The question of outliers can be settled in an entirely different fashion and without a blizzard of numbers. The trading strategy itself is the object of analysis. In the case considered here, passive participation is an outlier. In this example, it is obvious as to why. But generally, it is the “why” that elevates observational reporting to analysis.
Execution analysis sometimes goes under the rubric of execution consulting. In that guise, it has been an educational tool for brokers, applied to their own trading algorithms. This discussion is relevant in a broker-neutral context. Are algorithms truly commoditized, and differentiated only by trader implementation? What are the usage patterns? How do strategy types react to market conditions? (“For example, Algorithmic Trading Usage Patterns and Their Costs,” Ian Domowitz and Henry Yegerman, Journal of Trading, Summer, 2011).

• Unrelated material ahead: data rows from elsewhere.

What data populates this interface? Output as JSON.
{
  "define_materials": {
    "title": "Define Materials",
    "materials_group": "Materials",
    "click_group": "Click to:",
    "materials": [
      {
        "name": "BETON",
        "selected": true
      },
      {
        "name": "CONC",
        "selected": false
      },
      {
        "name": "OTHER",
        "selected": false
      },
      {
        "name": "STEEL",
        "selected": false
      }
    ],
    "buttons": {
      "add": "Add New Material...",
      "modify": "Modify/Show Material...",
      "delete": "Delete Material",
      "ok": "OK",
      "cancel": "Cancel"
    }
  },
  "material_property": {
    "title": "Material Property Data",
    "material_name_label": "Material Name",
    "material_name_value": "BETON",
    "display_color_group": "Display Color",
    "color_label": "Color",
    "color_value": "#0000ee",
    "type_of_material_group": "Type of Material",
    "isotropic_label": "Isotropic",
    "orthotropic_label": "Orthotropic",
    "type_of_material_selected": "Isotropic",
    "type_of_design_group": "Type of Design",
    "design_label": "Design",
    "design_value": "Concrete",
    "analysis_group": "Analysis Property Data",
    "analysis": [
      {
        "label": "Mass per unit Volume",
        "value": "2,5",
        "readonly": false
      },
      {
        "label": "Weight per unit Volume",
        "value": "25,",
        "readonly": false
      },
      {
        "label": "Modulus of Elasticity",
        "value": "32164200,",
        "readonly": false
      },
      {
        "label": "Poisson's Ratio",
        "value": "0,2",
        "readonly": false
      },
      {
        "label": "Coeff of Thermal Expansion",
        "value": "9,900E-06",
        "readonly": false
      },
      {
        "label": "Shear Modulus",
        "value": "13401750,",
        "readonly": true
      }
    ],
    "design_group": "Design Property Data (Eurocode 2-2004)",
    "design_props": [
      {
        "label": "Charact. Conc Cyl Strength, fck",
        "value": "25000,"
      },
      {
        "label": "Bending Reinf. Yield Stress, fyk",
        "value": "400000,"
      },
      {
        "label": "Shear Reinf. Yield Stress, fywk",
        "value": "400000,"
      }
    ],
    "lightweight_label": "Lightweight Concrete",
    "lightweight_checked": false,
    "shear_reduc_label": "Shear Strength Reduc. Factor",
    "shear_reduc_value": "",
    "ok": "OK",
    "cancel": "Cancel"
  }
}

Venue analysis is a 25-year-old theme, revived as part of execution analysis. A venue report is part of any execution study, but care must be taken. Consideration of trading strategy is an essential component in assessing venue performance. One cannot contrast two market structures, or assess individual venue quality, without controlling for the strategy used.
Order-level TCA feeds applications like as portfolio optimization, fund capacity analysis, liquidation studies and fund NAV determination. Execution analysis exposes the core issue in day-to-day operations and trading strategy, and paves the way for real-time decision support. In the end, it is the suite of applications that will distinguish execution analysis from order-level TCA, along with questions that evolve with the data themselves.